Pragmatic economists argue that while irrationality, that is deviation from the precepts of instrumental rationality, exists within the decisions of an individual, it is unsystematic. That means that in aggregate (such as in the market) irrationality is in effect random “noise” that doesn’t disrupt the models developed by economists.

One doesn’t need to be a social scientist to find this argument unconvincing - turn on the news and one can see that irrationality is more systematic than could be tolerated by the above explanation.

Kant saw this coming - he expressed profound dissatisfaction with utilitarian instrumental rationality because it would simply be a collection of theoretical imperatives. Daniel Dennet should find it equally troubling, because instrumental rationality would result in a total erosion of moral choice due to combinatorial explosion - a situation of even moderate complexity or novelty would paralyze even the most specifically principled agent.

Instrumental rationality not only doesn’t exist - it cannot possibly exist. If one were a rational agent in the instrumental sense, arising from a chair or drinking a glass of milk would be paralyzing events of decision, optimization and action.

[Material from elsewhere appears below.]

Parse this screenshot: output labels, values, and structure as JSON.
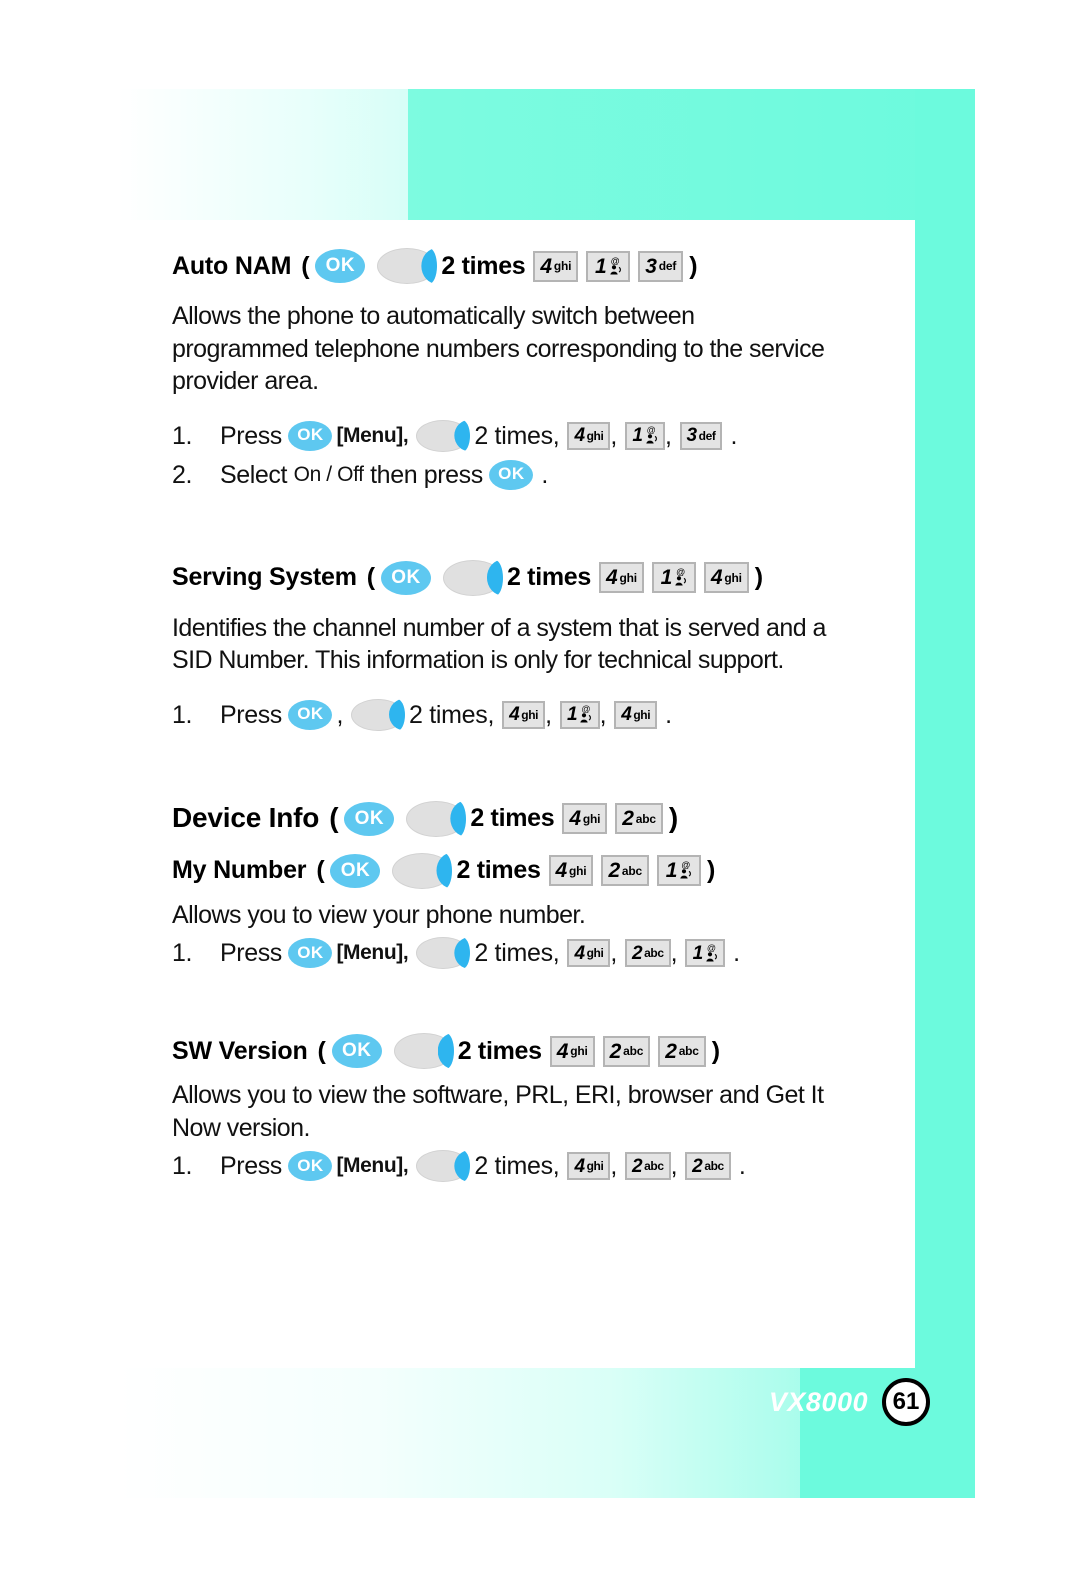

Smith and others recognized this crippling problem of economics by simply isolating the system - factors outside the model were either deemed irrelevant or held constant. Where could anyone get it in their head that your family’s religion didn’t affect your economic framing? This is a procedural change - not some shift in quantitative utility, the very logic applied shifts - the kind, quantity and degree of bias one shows is affected.

How is it possible anyone could be regarded a competent expert in optimal decision-making while simultaneously stating baldly that psychological factors are irrelevant?

Naim was right to suggest that economics is in need of an intellectual bail-out. However, just like the financial melt-down caused the excision of poor performers and bad-actors, so too must economics (and adjunct disciplines) toss out bad ontology. It will be painful and violently disruptive to the discipline - but economics must box-in the traditional assumptions about rationality.

In light of Einstein, physicists had to revise much of their understanding. Newton wasn’t locked out but his inclusion was qualified. Newtonian physics (which uses the same syntactical tools as economics, that is calculus) is still used and taught - despite being heavily disrupted. Economics must perform a similar renovation.

Elsewise it will go the way of Ptolemaic astronomy or the aether theories of physics.